QUEM convida alguém para um jantar deve ter alguns cuidados prévios. Por exemplo, evitar que a comida servida contrarie hábitos ou preceitos de certos convidados, não deixar que a conversa se torne incómoda para os convivas e, sobretudo, nada fazer que fira os valores e as convicções dos presentes. Foi o que António Capucho, presidente da Câmara de Cascais, não fez quando se lembrou de convidar mais de 200 personalidades de topo do Partido Popular Europeu (que congrega as democracias-cristãs e os conservadores da UE) para um jantar no Casino Estoril. Abra-se, desde já, um parêntesis para afirmar que, sendo aquele um local respeitável, não se distingue muito de dezenas de outros que existem Europa fora, nem parece o sítio mais próprio para levar líderes cristãos e conservadores, mas enfim...

O pior foi o espectáculo: nus integrais, «topless», cenas a brincar com a Última Ceia, etc. etc., quadros que, evidentemente, são o pão nosso de uma noite num casino, mas que não encaixam bem em gente que, sendo em princípio respeitável, tem - e bem - o cuidado extremo de também o querer parecer. O resultado foi ridículo para Capucho, para o Concelho a que preside e para o país. No dia seguinte, o diário espanhol «El País» titulava «Escândalo no Estoril» e dava conta de declarações enjoadas e desgostosas dos convidados. Por exemplo, de Concepció Ferrer, da Unión Democrática de Catalunya, que resumiu desta forma o espectáculo: «Tudo era de mau gosto e de uma pobreza incrível».

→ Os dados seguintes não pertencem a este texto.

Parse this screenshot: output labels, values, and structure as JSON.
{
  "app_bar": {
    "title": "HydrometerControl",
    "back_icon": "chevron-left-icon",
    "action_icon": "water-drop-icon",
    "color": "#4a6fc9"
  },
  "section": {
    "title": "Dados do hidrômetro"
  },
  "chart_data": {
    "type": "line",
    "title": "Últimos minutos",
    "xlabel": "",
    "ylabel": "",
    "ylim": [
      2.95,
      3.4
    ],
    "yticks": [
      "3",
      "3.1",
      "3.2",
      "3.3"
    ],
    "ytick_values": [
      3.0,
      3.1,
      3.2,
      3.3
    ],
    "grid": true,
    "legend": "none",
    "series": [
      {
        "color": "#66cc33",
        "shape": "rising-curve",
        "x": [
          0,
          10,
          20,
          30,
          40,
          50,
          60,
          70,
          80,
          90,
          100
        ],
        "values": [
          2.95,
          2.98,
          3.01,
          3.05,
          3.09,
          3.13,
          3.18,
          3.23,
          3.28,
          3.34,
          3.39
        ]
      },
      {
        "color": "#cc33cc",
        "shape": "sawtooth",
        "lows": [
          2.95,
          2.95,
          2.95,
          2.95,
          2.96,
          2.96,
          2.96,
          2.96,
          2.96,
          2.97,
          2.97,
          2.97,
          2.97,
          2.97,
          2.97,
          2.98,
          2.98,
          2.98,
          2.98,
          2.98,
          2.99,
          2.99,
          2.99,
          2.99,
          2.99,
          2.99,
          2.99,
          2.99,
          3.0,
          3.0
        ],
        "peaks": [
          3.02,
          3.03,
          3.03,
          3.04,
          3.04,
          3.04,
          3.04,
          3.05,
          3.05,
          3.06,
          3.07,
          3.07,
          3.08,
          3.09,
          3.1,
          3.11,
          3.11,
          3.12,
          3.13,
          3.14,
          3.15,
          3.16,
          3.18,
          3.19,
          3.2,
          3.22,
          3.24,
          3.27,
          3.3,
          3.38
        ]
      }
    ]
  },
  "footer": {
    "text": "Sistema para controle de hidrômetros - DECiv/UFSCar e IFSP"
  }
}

Foi então que, aflito, Capucho afirmou que não conhecia o teor do espectáculo, o que já de si é suficientemente mau...

Sem pôr em causa a afirmação do presidente, é quase certo e sabido que se ele não conhecia este espectáculo concreto (o seu nome é «Egoísta», nome, também, de uma excelente publicação da responsabilidade do Estoril-Sol) conhece, sem dúvida, o estilo: plumas, mulheres seminuas, piadas, por vezes, de gosto duvidoso. Melhores ou piores, mais ou menos interessantes, são assim os espectáculos em todos os casinos do mundo.

A pergunta que se deve, pois, fazer a António Capucho é: que projecção do país e do seu concelho pretendia ele fazer junto daquelas mais de duas centenas de personalidades?

A resposta já está dada e, infelizmente, foi péssima. Porquê um casino e um espectáculo de casino, num país que tem tantas outras coisas para mostrar? Porquê tão pouco cuidado, tanto desleixo?

Uma das hipóteses, ainda que académica, é a de Capucho achar que estaria a promover o turismo e que o casino é fundamental para esse turismo; outra, será a de que Capucho não vê qualquer mal em, ao jantar, se assistir a espectáculos que ofendem as convicções morais e religiosas de certas pessoas (ou, provavelmente, de todas, naquele caso). Seja como for, foi um péssimo anfitrião e a ideia que projectou foi, apenas, a de um país rasca.